I am a proud owner of 130 fairy tale CDs. The fairy tales are recorded in Slovak, but the stories are from all over the world. When I grew up, I realized that there was one big lesson that I learned from the thousands of fairy tales. Things always end up well for the good characters, no surprise. However, the reason why it keeps happening will stick with me forever.
The fairy tale characters get to enjoy happily ever after because they refuse to give up in the process.
Juan and I were about to reach the highest point on the Camino Frances (1500 m). It’s a very symbolic Camino spot with a tall wooden pole and an iron cross on the top (hence the name Cruz de Ferro). The pole is surrounded by a hill that was transported to this location stone by stone by pilgrims. Some pilgrims bring rocks, many prefer locks. It’s hard to find something to lock in between the stones, but at least the locks are not removed like they are from bridges. According to the tradition, Cruz de Ferro is a place to leave a physical and a spiritual burden. We picked up some chestnuts at the start of the Camino in Saint-Jean and kept them in our pockets. I don’t think they can be considered as a burden, but we were certainly happy to place them near the hill top. There might be a chestnut tree there one day, how cool is that?

Juan enjoyed his spiritual moment – letting go of pain connected to the death of his brother. I didn’t give the task much thought. In the end, I decided to let go of my anxiety that I’m not good enough. I didn’t want to spend a lot of time on the hill, the taxigrina was approaching. She wasn’t the person I wanted to have around during spiritual moments. I didn’t feel lighter until we got lost, had an argument and I cried. I cried together with the gloomy sky, not knowing the real reason why.
I replayed an old Chinese fairy tale in my head. Once upon a time, there was a widow with two sons. One of them colored fabrics, the other one was an umbrella maker. When it rained, the widow cried: “Oh, my poor younger son, his fabrics can never dry in this weather!” She cried when the sun came out: “Oh, my poor older son, how can he sell umbrellas now?” One day she met a wise man who opened her eyes. Since that moment she smiled every day. When it rained, she was happy for her older son selling umbrellas on the market. When it was sunny, she thought of her happy younger son. I realized that I cried about the anxiety of my past and I opened my eyes to the present. A huge full arch rainbow filled the valley, for the third time that day!

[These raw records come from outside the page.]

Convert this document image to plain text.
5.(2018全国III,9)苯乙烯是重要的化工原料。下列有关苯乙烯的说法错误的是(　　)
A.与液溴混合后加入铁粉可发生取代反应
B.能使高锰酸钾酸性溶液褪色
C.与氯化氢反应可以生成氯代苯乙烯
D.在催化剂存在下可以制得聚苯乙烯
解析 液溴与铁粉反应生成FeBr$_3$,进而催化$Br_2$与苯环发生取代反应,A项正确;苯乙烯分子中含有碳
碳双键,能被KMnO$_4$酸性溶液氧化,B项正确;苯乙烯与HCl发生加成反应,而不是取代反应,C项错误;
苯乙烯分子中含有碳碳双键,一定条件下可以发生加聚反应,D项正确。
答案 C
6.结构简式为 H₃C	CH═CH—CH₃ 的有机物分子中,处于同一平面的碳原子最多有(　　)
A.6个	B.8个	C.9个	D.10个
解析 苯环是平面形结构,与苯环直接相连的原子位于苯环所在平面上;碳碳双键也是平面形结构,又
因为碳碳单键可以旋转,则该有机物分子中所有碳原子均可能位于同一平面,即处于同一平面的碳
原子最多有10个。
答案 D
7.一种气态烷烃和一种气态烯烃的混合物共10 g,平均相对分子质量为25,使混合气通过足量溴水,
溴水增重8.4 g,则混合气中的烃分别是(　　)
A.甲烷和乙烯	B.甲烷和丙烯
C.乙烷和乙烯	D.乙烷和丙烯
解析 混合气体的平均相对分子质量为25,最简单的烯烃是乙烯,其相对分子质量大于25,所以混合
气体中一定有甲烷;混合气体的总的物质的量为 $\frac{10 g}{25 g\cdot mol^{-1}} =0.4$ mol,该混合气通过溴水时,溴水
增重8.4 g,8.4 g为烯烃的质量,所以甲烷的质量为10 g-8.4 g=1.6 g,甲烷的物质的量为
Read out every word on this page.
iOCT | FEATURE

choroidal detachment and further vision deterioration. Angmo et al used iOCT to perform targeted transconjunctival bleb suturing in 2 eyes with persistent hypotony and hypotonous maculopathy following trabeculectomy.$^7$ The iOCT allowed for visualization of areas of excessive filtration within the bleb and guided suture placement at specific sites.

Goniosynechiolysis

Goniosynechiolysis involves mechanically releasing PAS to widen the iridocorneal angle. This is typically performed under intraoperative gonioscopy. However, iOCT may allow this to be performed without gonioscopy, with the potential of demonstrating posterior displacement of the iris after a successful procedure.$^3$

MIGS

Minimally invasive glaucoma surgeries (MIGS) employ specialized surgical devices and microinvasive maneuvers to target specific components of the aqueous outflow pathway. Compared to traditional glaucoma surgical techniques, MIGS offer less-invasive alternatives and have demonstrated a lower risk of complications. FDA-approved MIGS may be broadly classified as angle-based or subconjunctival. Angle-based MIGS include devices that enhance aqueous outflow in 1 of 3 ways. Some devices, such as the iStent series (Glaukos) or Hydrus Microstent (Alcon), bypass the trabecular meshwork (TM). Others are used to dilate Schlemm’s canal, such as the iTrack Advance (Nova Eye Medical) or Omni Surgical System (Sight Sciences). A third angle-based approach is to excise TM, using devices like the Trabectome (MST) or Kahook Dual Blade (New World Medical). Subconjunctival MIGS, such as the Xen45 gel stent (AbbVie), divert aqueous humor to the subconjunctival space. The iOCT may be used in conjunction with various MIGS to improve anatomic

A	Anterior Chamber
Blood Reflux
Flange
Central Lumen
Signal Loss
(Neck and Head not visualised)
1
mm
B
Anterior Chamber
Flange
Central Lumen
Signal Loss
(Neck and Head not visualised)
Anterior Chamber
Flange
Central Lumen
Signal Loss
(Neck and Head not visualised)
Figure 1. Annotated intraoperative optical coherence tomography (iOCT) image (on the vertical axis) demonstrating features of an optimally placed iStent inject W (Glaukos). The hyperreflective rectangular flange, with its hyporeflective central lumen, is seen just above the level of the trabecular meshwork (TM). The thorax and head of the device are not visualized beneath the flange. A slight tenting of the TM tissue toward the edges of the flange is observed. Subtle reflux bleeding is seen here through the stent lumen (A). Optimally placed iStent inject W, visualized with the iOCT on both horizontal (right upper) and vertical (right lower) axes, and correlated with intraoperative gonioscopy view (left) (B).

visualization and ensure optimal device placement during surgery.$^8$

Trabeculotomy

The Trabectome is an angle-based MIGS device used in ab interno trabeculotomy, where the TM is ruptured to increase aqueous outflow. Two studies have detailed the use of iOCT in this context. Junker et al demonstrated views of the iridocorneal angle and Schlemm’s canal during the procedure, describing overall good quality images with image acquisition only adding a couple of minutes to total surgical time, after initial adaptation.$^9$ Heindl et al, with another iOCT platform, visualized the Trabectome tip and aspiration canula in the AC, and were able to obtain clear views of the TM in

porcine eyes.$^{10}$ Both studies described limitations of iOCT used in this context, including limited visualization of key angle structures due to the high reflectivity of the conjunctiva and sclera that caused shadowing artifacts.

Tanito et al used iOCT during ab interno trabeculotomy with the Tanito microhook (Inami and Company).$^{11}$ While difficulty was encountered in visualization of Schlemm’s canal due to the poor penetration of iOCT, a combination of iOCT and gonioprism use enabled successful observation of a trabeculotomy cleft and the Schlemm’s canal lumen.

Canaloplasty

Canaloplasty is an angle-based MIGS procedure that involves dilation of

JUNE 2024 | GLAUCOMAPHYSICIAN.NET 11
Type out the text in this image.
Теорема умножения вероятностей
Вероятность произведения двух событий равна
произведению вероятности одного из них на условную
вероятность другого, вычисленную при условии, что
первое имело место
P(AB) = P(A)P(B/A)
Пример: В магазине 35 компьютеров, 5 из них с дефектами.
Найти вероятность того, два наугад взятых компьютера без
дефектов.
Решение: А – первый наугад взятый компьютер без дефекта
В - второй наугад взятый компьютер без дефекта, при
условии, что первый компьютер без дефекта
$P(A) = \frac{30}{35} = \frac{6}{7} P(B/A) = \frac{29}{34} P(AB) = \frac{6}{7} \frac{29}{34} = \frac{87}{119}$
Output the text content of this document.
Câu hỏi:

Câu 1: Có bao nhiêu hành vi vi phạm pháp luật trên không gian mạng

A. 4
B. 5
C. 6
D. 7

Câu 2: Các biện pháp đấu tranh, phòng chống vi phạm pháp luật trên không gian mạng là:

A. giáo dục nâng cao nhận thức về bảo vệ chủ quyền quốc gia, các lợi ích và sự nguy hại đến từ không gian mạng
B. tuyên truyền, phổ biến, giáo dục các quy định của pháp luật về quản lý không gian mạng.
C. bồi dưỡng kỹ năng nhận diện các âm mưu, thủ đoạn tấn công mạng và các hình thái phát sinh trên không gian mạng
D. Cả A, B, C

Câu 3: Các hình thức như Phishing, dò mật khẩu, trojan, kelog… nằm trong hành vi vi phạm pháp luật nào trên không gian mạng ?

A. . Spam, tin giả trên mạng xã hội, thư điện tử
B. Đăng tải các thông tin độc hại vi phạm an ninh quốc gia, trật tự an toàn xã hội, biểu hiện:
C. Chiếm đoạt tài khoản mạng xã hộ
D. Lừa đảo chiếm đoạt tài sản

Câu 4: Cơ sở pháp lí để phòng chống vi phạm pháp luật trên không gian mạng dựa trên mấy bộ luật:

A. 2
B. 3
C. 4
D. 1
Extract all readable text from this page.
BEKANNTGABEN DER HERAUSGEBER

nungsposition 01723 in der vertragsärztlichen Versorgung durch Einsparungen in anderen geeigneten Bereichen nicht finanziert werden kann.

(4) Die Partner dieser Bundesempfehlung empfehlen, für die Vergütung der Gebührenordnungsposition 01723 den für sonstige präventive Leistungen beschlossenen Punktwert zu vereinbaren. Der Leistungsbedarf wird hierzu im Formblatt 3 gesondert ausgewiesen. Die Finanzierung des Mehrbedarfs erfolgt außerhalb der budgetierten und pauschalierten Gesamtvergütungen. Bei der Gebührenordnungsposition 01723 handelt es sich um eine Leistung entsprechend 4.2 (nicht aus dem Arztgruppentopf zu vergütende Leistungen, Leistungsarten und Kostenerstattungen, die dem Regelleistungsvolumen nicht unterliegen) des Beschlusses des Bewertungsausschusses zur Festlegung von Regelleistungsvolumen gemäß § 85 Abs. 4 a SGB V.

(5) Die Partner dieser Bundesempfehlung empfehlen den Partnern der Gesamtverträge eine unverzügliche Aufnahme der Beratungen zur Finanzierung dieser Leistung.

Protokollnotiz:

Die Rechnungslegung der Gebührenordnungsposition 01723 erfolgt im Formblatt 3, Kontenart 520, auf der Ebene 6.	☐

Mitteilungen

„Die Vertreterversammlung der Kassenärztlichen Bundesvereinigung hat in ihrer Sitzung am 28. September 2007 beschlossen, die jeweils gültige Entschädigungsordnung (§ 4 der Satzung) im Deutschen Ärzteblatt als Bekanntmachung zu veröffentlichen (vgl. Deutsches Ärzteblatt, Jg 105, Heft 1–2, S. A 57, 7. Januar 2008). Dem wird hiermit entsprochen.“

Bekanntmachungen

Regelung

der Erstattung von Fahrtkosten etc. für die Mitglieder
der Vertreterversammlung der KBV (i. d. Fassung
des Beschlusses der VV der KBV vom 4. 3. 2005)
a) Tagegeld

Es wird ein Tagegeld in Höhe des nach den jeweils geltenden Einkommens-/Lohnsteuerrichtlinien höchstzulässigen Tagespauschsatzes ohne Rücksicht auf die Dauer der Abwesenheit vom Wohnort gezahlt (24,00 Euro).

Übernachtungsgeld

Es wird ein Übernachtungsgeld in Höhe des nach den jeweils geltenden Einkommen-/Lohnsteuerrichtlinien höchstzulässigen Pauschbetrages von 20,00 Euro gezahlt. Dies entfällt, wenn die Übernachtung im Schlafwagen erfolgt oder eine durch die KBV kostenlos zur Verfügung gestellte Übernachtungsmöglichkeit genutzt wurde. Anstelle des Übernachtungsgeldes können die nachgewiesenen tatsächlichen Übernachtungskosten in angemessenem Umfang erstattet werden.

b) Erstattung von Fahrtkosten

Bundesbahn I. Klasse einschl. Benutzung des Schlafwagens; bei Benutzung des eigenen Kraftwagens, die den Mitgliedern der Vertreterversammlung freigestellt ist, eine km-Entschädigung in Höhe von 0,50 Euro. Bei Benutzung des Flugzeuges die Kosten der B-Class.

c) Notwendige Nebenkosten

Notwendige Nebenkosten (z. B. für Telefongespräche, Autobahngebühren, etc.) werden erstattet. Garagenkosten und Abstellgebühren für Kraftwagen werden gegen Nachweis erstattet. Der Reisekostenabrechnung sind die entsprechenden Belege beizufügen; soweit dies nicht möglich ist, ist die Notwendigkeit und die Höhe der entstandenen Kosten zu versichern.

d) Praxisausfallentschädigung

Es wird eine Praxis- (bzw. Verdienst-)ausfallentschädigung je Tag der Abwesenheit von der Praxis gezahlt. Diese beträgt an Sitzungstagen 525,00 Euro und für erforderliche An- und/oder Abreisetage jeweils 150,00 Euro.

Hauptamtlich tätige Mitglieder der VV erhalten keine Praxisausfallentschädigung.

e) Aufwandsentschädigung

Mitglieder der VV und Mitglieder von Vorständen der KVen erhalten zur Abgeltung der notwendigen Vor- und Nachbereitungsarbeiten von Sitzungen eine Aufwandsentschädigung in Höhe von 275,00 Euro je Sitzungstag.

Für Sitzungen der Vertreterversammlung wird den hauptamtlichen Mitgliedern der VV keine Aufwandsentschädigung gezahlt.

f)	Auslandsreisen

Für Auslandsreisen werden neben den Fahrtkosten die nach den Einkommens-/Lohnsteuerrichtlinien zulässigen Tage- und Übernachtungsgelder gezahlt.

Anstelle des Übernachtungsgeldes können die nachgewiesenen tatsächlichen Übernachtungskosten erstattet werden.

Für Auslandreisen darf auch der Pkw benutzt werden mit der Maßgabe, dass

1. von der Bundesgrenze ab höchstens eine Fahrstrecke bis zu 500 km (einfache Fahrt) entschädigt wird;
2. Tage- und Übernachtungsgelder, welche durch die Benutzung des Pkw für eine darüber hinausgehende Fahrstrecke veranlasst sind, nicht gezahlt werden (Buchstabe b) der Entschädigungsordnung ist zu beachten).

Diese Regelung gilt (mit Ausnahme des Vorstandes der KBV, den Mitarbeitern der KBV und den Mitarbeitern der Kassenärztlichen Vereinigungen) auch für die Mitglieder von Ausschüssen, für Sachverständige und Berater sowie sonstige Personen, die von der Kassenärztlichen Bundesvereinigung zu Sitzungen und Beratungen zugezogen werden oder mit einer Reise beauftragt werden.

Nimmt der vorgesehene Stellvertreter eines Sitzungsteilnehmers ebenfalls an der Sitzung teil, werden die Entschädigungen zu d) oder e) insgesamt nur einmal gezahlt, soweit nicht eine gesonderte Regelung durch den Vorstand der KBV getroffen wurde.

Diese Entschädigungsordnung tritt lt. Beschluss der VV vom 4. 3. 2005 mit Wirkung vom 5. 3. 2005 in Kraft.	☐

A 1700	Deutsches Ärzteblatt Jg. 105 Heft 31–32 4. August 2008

The descent was difficult because of the terrain, there were large river rocks like at Alto de Perdón. We briefly met Santi on the way down. He recommended us to walk on the asphalt road and save our feet. Other pilgrims obviously had the same idea. Our goal for that day, the village Molinaseca, was still a few hours down. As we walked deeper into El Bierzo valley, the rain clouds disappeared. The temperature quickly rose and I was boiling in my black shirt with long sleeves. We sent the luggage by car, so I had no change of clothes with me.
Juan suggested: “Why don’t you just walk in a bra?” Wonderful thirty minutes of beach weather on the Camino.
Only us and one more couple stayed in Molinaseca. The remaining pilgrims continued 7 km forward to a big town Ponferrada. We followed Santi’s advice – Molinaseca is much prettier to explore than Ponferrada. Other than that, the covid situation in Ponferrada was miserable. Any day the town was about to get confined. We texted Santi and asked where he ended up staying overnight. The crushing news hit our Camino reality. Santi’s friends, with whom he stayed the previous night, all tested positive for covid. Santi took a taxi to the nearest hospital in Ponferrada and got tested.
He didn’t tell us the result, but he returned home. Second Camino Papá down.
The best way to absorb the shock was to enjoy a relaxing evening. We stayed in our favorite albergue on the Camino Frances called Señor Oso. The beds were comfy, the house was warm and the bathroom was decorated with motivational quotes.

The host was a really friendly guy who passionately told us about local attractions. The biggest attraction is a Buddha carved in a living tree. The tree usually dies after this procedure, so this time Japanese artists took a few months to carve the art to let the tree adjust. The Buddha watches over Santiago pilgrims and celebrates the connection of Camino de Santiago and 88 temple pilgrimage in Japan. Love is in the details.

Love is in the details and our albergue host knows that. He even prepared two little cushions and shoe horns on the stairs. In non-covid times, the entire albergue is usually booked out by Koreans. He also owns a bakery next door. Wow. Amazing. There would be no bakery hunt tomorrow morning.
We felt a bit sad about what happened to Santi, but it was time to eat. The restaurant that we chose for dinner was full of locals who were celebrating a grandma’s birthday. We were seated in a different room decorated with huge puzzle images made of thousands of pieces. We were told that the owner’s wife started a pandemic hobby. Party people next door didn’t want to spend time with us and risk infection, but they at least sent us a share of the birthday cake. Covid didn’t kill the generosity of the local people! I was sure we still had plenty of adventures ahead, despite the pandemic situation. Maybe Camino is not a piece of cake, but it managed to deliver two pieces of cake in the right moment.